Being well prepared, however, can smoothen out the impact of these headwinds. Every business is different, but here are a few ideas that you may be able to apply in your business to help you better mitigate the challenges ahead.
1. Prioritise which products and services you push
Don’t focus on products that have a “long shelf life” even though some of these may have very good margins. These slow-moving products will tie up your capital for longer periods thus limiting your financial liquidity.

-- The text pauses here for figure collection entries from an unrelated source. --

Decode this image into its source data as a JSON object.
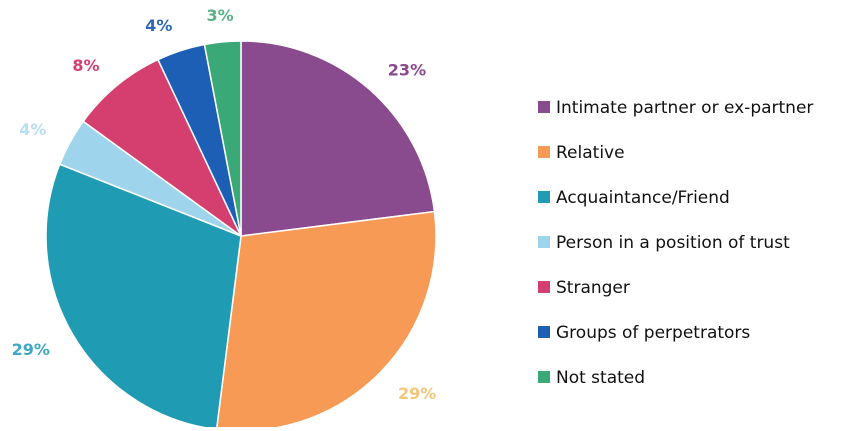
{
  "chart_data": {
    "type": "pie",
    "title": "",
    "slices": [
      {
        "name": "Intimate partner or ex-partner",
        "value": 23,
        "label": "23%",
        "color": "#8a4a8e",
        "label_color": "#8a4a8e"
      },
      {
        "name": "Relative",
        "value": 29,
        "label": "29%",
        "color": "#f79a55",
        "label_color": "#f5c57a"
      },
      {
        "name": "Acquaintance/Friend",
        "value": 29,
        "label": "29%",
        "color": "#1f9bb3",
        "label_color": "#3fa6c4"
      },
      {
        "name": "Person in a position of trust",
        "value": 4,
        "label": "4%",
        "color": "#9ed4ec",
        "label_color": "#b8e0f2"
      },
      {
        "name": "Stranger",
        "value": 8,
        "label": "8%",
        "color": "#d43f6f",
        "label_color": "#d43f6f"
      },
      {
        "name": "Groups of perpetrators",
        "value": 4,
        "label": "4%",
        "color": "#1d5fb5",
        "label_color": "#2f68b5"
      },
      {
        "name": "Not stated",
        "value": 3,
        "label": "3%",
        "color": "#3aa977",
        "label_color": "#5bb187"
      }
    ],
    "legend": {
      "placement": "right"
    }
  }
}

Also, try and focus on fast-moving high-margin products where demand remains stable irrespective of small changes in price. This will allow you to pass on some of the price increases in your input costs to your customers without drastically affecting your margins or volumes.
2. Spend wisely
All businesses need to spend money to make money, but during tough times it is essential that a differentiation be made between strategic vs non-strategic spending.

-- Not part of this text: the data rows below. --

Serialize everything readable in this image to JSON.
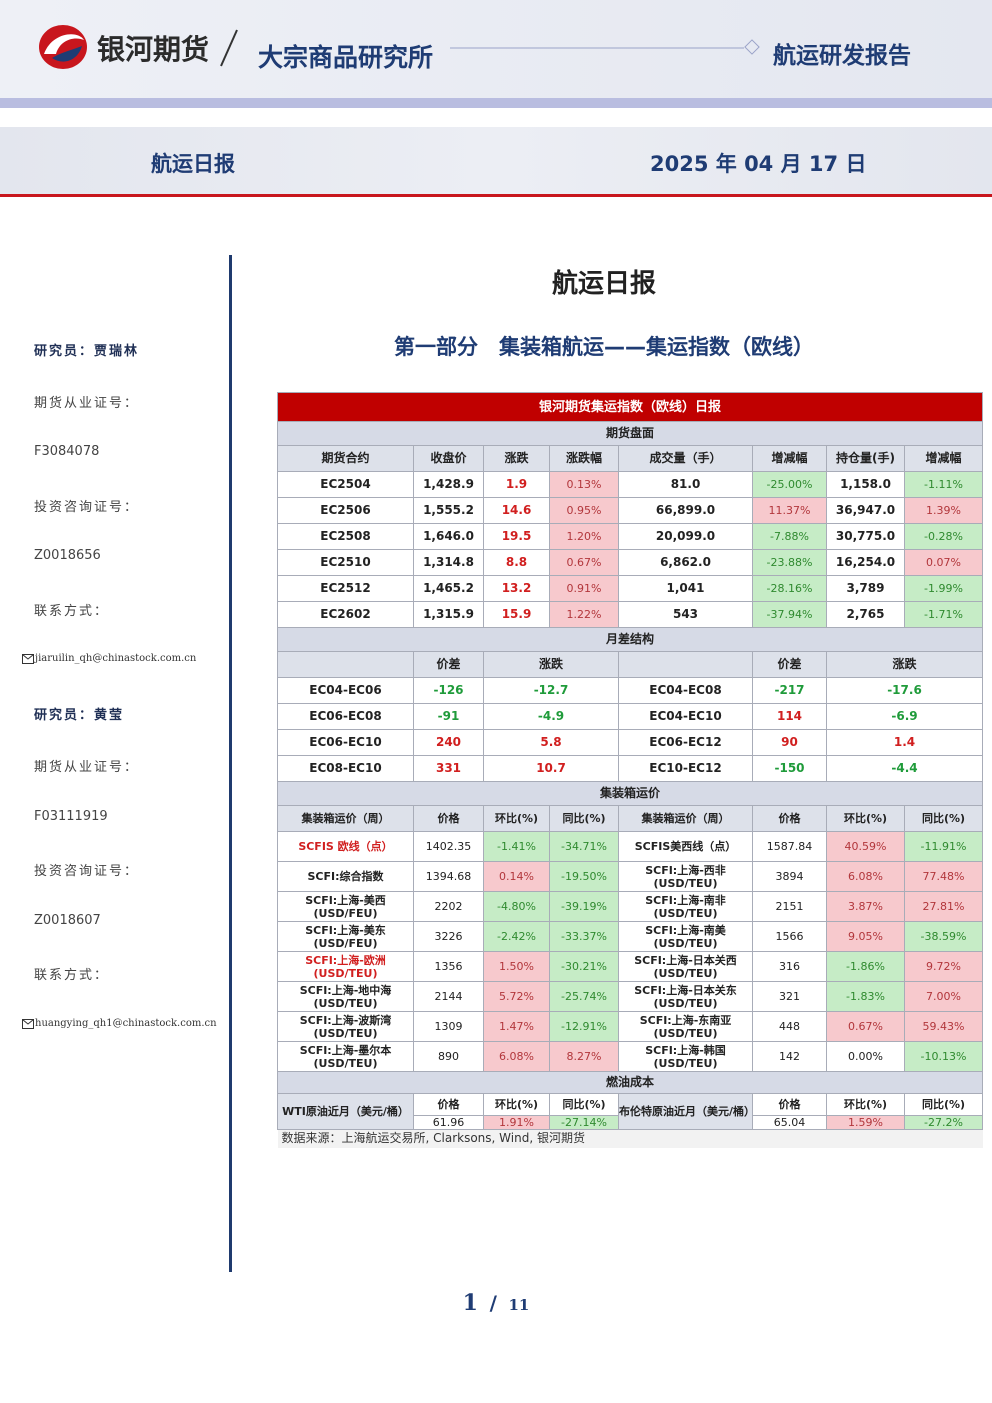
{
  "header": {
    "company": "银河期货",
    "institute": "大宗商品研究所",
    "report_type": "航运研发报告"
  },
  "banner": {
    "title": "航运日报",
    "date": "2025 年 04 月 17 日"
  },
  "sidebar": [
    "研究员：贾瑞林",
    "期货从业证号：",
    "F3084078",
    "投资咨询证号：",
    "Z0018656",
    "联系方式：",
    "jiaruilin_qh@chinastock.com.cn",
    "研究员：黄莹",
    "期货从业证号：",
    "F03111919",
    "投资咨询证号：",
    "Z0018607",
    "联系方式：",
    "huangying_qh1@chinastock.com.cn"
  ],
  "main": {
    "title": "航运日报",
    "section": "第一部分　集装箱航运——集运指数（欧线）"
  },
  "table": {
    "title": "银河期货集运指数（欧线）日报",
    "futures": {
      "heading": "期货盘面",
      "columns": [
        "期货合约",
        "收盘价",
        "涨跌",
        "涨跌幅",
        "成交量（手）",
        "增减幅",
        "持仓量(手)",
        "增减幅"
      ],
      "rows": [
        [
          "EC2504",
          "1,428.9",
          "1.9",
          "0.13%",
          "81.0",
          "-25.00%",
          "1,158.0",
          "-1.11%"
        ],
        [
          "EC2506",
          "1,555.2",
          "14.6",
          "0.95%",
          "66,899.0",
          "11.37%",
          "36,947.0",
          "1.39%"
        ],
        [
          "EC2508",
          "1,646.0",
          "19.5",
          "1.20%",
          "20,099.0",
          "-7.88%",
          "30,775.0",
          "-0.28%"
        ],
        [
          "EC2510",
          "1,314.8",
          "8.8",
          "0.67%",
          "6,862.0",
          "-23.88%",
          "16,254.0",
          "0.07%"
        ],
        [
          "EC2512",
          "1,465.2",
          "13.2",
          "0.91%",
          "1,041",
          "-28.16%",
          "3,789",
          "-1.99%"
        ],
        [
          "EC2602",
          "1,315.9",
          "15.9",
          "1.22%",
          "543",
          "-37.94%",
          "2,765",
          "-1.71%"
        ]
      ]
    },
    "spreads": {
      "heading": "月差结构",
      "columns": [
        "价差",
        "涨跌",
        "价差",
        "涨跌"
      ],
      "rows": [
        [
          "EC04-EC06",
          "-126",
          "-12.7",
          "EC04-EC08",
          "-217",
          "-17.6"
        ],
        [
          "EC06-EC08",
          "-91",
          "-4.9",
          "EC04-EC10",
          "114",
          "-6.9"
        ],
        [
          "EC06-EC10",
          "240",
          "5.8",
          "EC06-EC12",
          "90",
          "1.4"
        ],
        [
          "EC08-EC10",
          "331",
          "10.7",
          "EC10-EC12",
          "-150",
          "-4.4"
        ]
      ]
    },
    "freight": {
      "heading": "集装箱运价",
      "columns": [
        "集装箱运价（周）",
        "价格",
        "环比(%)",
        "同比(%)",
        "集装箱运价（周）",
        "价格",
        "环比(%)",
        "同比(%)"
      ],
      "rows": [
        [
          "SCFIS 欧线（点）",
          "1402.35",
          "-1.41%",
          "-34.71%",
          "SCFIS美西线（点）",
          "1587.84",
          "40.59%",
          "-11.91%"
        ],
        [
          "SCFI:综合指数",
          "1394.68",
          "0.14%",
          "-19.50%",
          "SCFI:上海-西非\n(USD/TEU)",
          "3894",
          "6.08%",
          "77.48%"
        ],
        [
          "SCFI:上海-美西\n(USD/FEU)",
          "2202",
          "-4.80%",
          "-39.19%",
          "SCFI:上海-南非\n(USD/TEU)",
          "2151",
          "3.87%",
          "27.81%"
        ],
        [
          "SCFI:上海-美东\n(USD/FEU)",
          "3226",
          "-2.42%",
          "-33.37%",
          "SCFI:上海-南美\n(USD/TEU)",
          "1566",
          "9.05%",
          "-38.59%"
        ],
        [
          "SCFI:上海-欧洲\n(USD/TEU)",
          "1356",
          "1.50%",
          "-30.21%",
          "SCFI:上海-日本关西\n(USD/TEU)",
          "316",
          "-1.86%",
          "9.72%"
        ],
        [
          "SCFI:上海-地中海\n(USD/TEU)",
          "2144",
          "5.72%",
          "-25.74%",
          "SCFI:上海-日本关东\n(USD/TEU)",
          "321",
          "-1.83%",
          "7.00%"
        ],
        [
          "SCFI:上海-波斯湾\n(USD/TEU)",
          "1309",
          "1.47%",
          "-12.91%",
          "SCFI:上海-东南亚\n(USD/TEU)",
          "448",
          "0.67%",
          "59.43%"
        ],
        [
          "SCFI:上海-墨尔本\n(USD/TEU)",
          "890",
          "6.08%",
          "8.27%",
          "SCFI:上海-韩国\n(USD/TEU)",
          "142",
          "0.00%",
          "-10.13%"
        ]
      ]
    },
    "fuel": {
      "heading": "燃油成本",
      "items": [
        {
          "name": "WTI原油近月（美元/桶）",
          "columns": [
            "价格",
            "环比(%)",
            "同比(%)"
          ],
          "values": [
            "61.96",
            "1.91%",
            "-27.14%"
          ]
        },
        {
          "name": "布伦特原油近月（美元/桶）",
          "columns": [
            "价格",
            "环比(%)",
            "同比(%)"
          ],
          "values": [
            "65.04",
            "1.59%",
            "-27.2%"
          ]
        }
      ]
    },
    "source": "数据来源：上海航运交易所, Clarksons, Wind, 银河期货"
  },
  "page": {
    "current": "1",
    "separator": "/",
    "total": "11"
  }
}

A simple rule of thumb to help identify if a cost is strategic is to make sure the cost checks one of the following:
- Is the cost essential to maintaining or growing the business?
- Is the cost going to result in a short- or medium-term cost saving for the business?

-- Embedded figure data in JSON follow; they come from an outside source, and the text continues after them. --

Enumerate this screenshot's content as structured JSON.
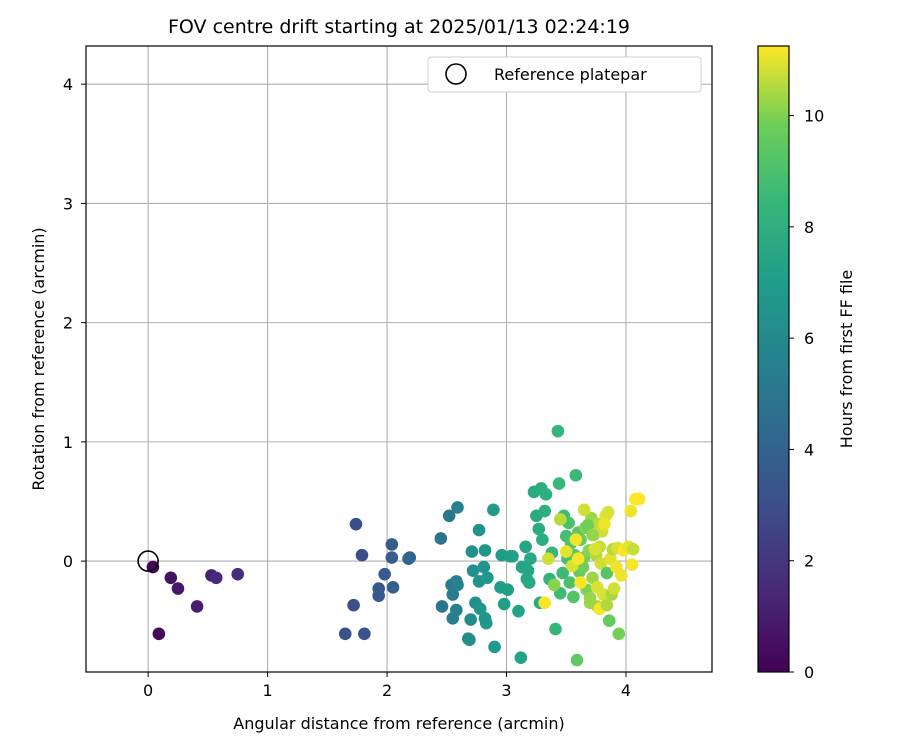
{
  "chart_data": {
    "type": "scatter",
    "title": "FOV centre drift starting at 2025/01/13 02:24:19",
    "xlabel": "Angular distance from reference (arcmin)",
    "ylabel": "Rotation from reference (arcmin)",
    "xlim": [
      -0.52,
      4.72
    ],
    "ylim": [
      -0.93,
      4.32
    ],
    "xticks": [
      "0",
      "1",
      "2",
      "3",
      "4"
    ],
    "yticks": [
      "0",
      "1",
      "2",
      "3",
      "4"
    ],
    "grid": true,
    "legend": {
      "placement": "top-right",
      "entries": [
        "Reference platepar"
      ]
    },
    "reference_point": {
      "name": "Reference platepar",
      "x": 0,
      "y": 0
    },
    "colorbar": {
      "label": "Hours from first FF file",
      "colormap": "viridis",
      "range": [
        0,
        11.25
      ],
      "ticks": [
        "0",
        "2",
        "4",
        "6",
        "8",
        "10"
      ]
    },
    "points": [
      [
        0.04,
        -0.05,
        0.1
      ],
      [
        0.09,
        -0.61,
        0.3
      ],
      [
        0.19,
        -0.14,
        0.6
      ],
      [
        0.25,
        -0.23,
        0.8
      ],
      [
        0.41,
        -0.38,
        1.0
      ],
      [
        0.53,
        -0.12,
        1.2
      ],
      [
        0.57,
        -0.14,
        1.4
      ],
      [
        0.75,
        -0.11,
        1.6
      ],
      [
        1.65,
        -0.61,
        3.2
      ],
      [
        1.72,
        -0.37,
        3.1
      ],
      [
        1.74,
        0.31,
        3.0
      ],
      [
        1.79,
        0.05,
        3.0
      ],
      [
        1.81,
        -0.61,
        3.3
      ],
      [
        1.93,
        -0.23,
        3.4
      ],
      [
        1.93,
        -0.29,
        3.5
      ],
      [
        1.98,
        -0.11,
        3.6
      ],
      [
        2.04,
        0.14,
        3.6
      ],
      [
        2.04,
        0.03,
        3.7
      ],
      [
        2.05,
        -0.22,
        3.8
      ],
      [
        2.18,
        0.02,
        4.0
      ],
      [
        2.19,
        0.03,
        4.1
      ],
      [
        2.45,
        0.19,
        5.0
      ],
      [
        2.46,
        -0.38,
        5.0
      ],
      [
        2.52,
        0.38,
        5.1
      ],
      [
        2.54,
        -0.2,
        5.2
      ],
      [
        2.55,
        -0.28,
        5.3
      ],
      [
        2.55,
        -0.48,
        5.4
      ],
      [
        2.58,
        -0.17,
        5.4
      ],
      [
        2.58,
        -0.41,
        5.5
      ],
      [
        2.59,
        0.45,
        5.5
      ],
      [
        2.59,
        -0.2,
        5.6
      ],
      [
        2.68,
        -0.65,
        6.1
      ],
      [
        2.69,
        -0.66,
        6.2
      ],
      [
        2.7,
        -0.49,
        6.2
      ],
      [
        2.71,
        0.08,
        6.3
      ],
      [
        2.72,
        -0.08,
        6.3
      ],
      [
        2.74,
        -0.35,
        6.4
      ],
      [
        2.77,
        -0.17,
        6.5
      ],
      [
        2.77,
        0.26,
        6.5
      ],
      [
        2.78,
        -0.4,
        6.6
      ],
      [
        2.81,
        -0.05,
        6.6
      ],
      [
        2.82,
        0.09,
        6.7
      ],
      [
        2.82,
        -0.48,
        6.7
      ],
      [
        2.83,
        -0.52,
        6.8
      ],
      [
        2.84,
        -0.14,
        6.8
      ],
      [
        2.89,
        0.43,
        6.9
      ],
      [
        2.9,
        -0.72,
        6.9
      ],
      [
        2.95,
        -0.22,
        7.0
      ],
      [
        2.96,
        0.05,
        7.0
      ],
      [
        2.98,
        -0.36,
        7.1
      ],
      [
        3.01,
        -0.24,
        7.1
      ],
      [
        3.03,
        0.04,
        7.2
      ],
      [
        3.05,
        0.04,
        7.2
      ],
      [
        3.1,
        -0.42,
        7.3
      ],
      [
        3.12,
        -0.81,
        7.3
      ],
      [
        3.13,
        -0.05,
        7.4
      ],
      [
        3.16,
        0.12,
        7.4
      ],
      [
        3.17,
        -0.15,
        7.5
      ],
      [
        3.18,
        -0.08,
        7.5
      ],
      [
        3.19,
        -0.18,
        7.6
      ],
      [
        3.2,
        0.02,
        7.6
      ],
      [
        3.23,
        0.58,
        7.7
      ],
      [
        3.25,
        0.38,
        7.7
      ],
      [
        3.27,
        0.27,
        7.8
      ],
      [
        3.28,
        -0.35,
        7.8
      ],
      [
        3.29,
        0.61,
        7.9
      ],
      [
        3.3,
        0.18,
        7.9
      ],
      [
        3.32,
        0.42,
        8.0
      ],
      [
        3.33,
        0.56,
        8.0
      ],
      [
        3.36,
        -0.15,
        8.2
      ],
      [
        3.38,
        0.07,
        8.3
      ],
      [
        3.41,
        -0.57,
        8.4
      ],
      [
        3.43,
        1.09,
        8.4
      ],
      [
        3.44,
        0.65,
        8.5
      ],
      [
        3.45,
        -0.27,
        8.6
      ],
      [
        3.47,
        -0.1,
        8.6
      ],
      [
        3.48,
        0.38,
        8.7
      ],
      [
        3.5,
        0.21,
        8.8
      ],
      [
        3.51,
        0.02,
        8.9
      ],
      [
        3.52,
        0.32,
        9.0
      ],
      [
        3.53,
        -0.18,
        9.0
      ],
      [
        3.54,
        0.15,
        9.1
      ],
      [
        3.56,
        -0.3,
        9.2
      ],
      [
        3.57,
        0.05,
        9.3
      ],
      [
        3.58,
        0.72,
        8.6
      ],
      [
        3.59,
        -0.83,
        9.5
      ],
      [
        3.6,
        0.24,
        9.4
      ],
      [
        3.61,
        -0.09,
        9.6
      ],
      [
        3.62,
        0.18,
        9.7
      ],
      [
        3.64,
        -0.05,
        9.8
      ],
      [
        3.65,
        0.03,
        9.9
      ],
      [
        3.66,
        0.28,
        10.0
      ],
      [
        3.67,
        -0.24,
        10.0
      ],
      [
        3.69,
        0.09,
        10.1
      ],
      [
        3.7,
        -0.31,
        10.2
      ],
      [
        3.71,
        0.36,
        10.3
      ],
      [
        3.72,
        -0.14,
        10.3
      ],
      [
        3.73,
        0.22,
        10.4
      ],
      [
        3.75,
        0.05,
        10.5
      ],
      [
        3.76,
        -0.38,
        10.5
      ],
      [
        3.77,
        0.31,
        10.6
      ],
      [
        3.78,
        0.12,
        10.7
      ],
      [
        3.79,
        -0.02,
        10.8
      ],
      [
        3.8,
        0.25,
        10.8
      ],
      [
        3.81,
        -0.28,
        10.9
      ],
      [
        3.83,
        0.38,
        11.0
      ],
      [
        3.84,
        -0.1,
        9.3
      ],
      [
        3.85,
        0.41,
        10.9
      ],
      [
        3.86,
        -0.5,
        9.6
      ],
      [
        3.87,
        0.02,
        11.0
      ],
      [
        3.88,
        -0.28,
        10.4
      ],
      [
        3.89,
        0.1,
        10.6
      ],
      [
        3.9,
        -0.23,
        10.8
      ],
      [
        3.92,
        -0.05,
        11.1
      ],
      [
        3.93,
        0.11,
        10.9
      ],
      [
        3.94,
        -0.61,
        9.9
      ],
      [
        3.96,
        -0.12,
        11.1
      ],
      [
        3.98,
        0.09,
        11.2
      ],
      [
        4.02,
        0.12,
        11.0
      ],
      [
        4.04,
        0.42,
        11.1
      ],
      [
        4.05,
        -0.03,
        11.2
      ],
      [
        4.06,
        0.1,
        10.7
      ],
      [
        4.08,
        0.52,
        11.2
      ],
      [
        4.11,
        0.52,
        11.3
      ],
      [
        3.32,
        -0.35,
        11.2
      ],
      [
        3.35,
        0.02,
        10.8
      ],
      [
        3.4,
        -0.2,
        10.1
      ],
      [
        3.45,
        0.35,
        10.6
      ],
      [
        3.5,
        0.08,
        11.0
      ],
      [
        3.55,
        -0.04,
        10.9
      ],
      [
        3.58,
        0.18,
        11.1
      ],
      [
        3.62,
        -0.18,
        11.2
      ],
      [
        3.65,
        0.43,
        10.8
      ],
      [
        3.7,
        -0.35,
        10.3
      ],
      [
        3.74,
        0.1,
        10.9
      ],
      [
        3.78,
        -0.4,
        11.2
      ],
      [
        3.82,
        0.31,
        11.1
      ],
      [
        3.84,
        -0.37,
        10.5
      ],
      [
        3.6,
        0.02,
        11.2
      ],
      [
        3.68,
        0.3,
        9.8
      ],
      [
        3.72,
        0.22,
        10.2
      ],
      [
        3.76,
        -0.22,
        10.9
      ]
    ]
  }
}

- Is the cost a legal or compliance cost?
- Will the cost result in a positive net ROI for the business?
If that new Lamborghini for your delivery driver does not tick any of the boxes above, it may be time to rethink the expense for the next year or two.
3. Build a financial buffer
If you are a business that carries debt, it may be time to find ways to reduce costs and repay as much debt as possible before interest rates rise too far. Streamline your processes and eliminate wasted steps, costs, and shrinkage. Try and accumulate these savings over time so you have a war chest ready for emergencies.
4. Reposition your brand
Increase the perceived value of your product or service so customers are less hesitant to pay a little more. Some costs cannot be absorbed by the business and need to be passed down to the customer. This is especially challenging when your brand or product is positioned as a discount or bargain brand or product. Price increases in this sensitive segment can and will lead to the loss of certain customers.
Repositioning your brand, however, may allow you to increase prices without adverse reactions from potential clients. Increasing the perceived value of the product by improving the quality of packaging, adding warranties or guarantees, or creating bundles or packages will allow you to attract customers that are looking for value and are willing to pay a little bit more than absolute rock bottom prices for what they want at little or no additional cost to the business.
The future is always hard to read but as Benjamin Franklin said, “By failing to prepare, you are preparing to fail”. The preparations you make today may help save your business tomorrow.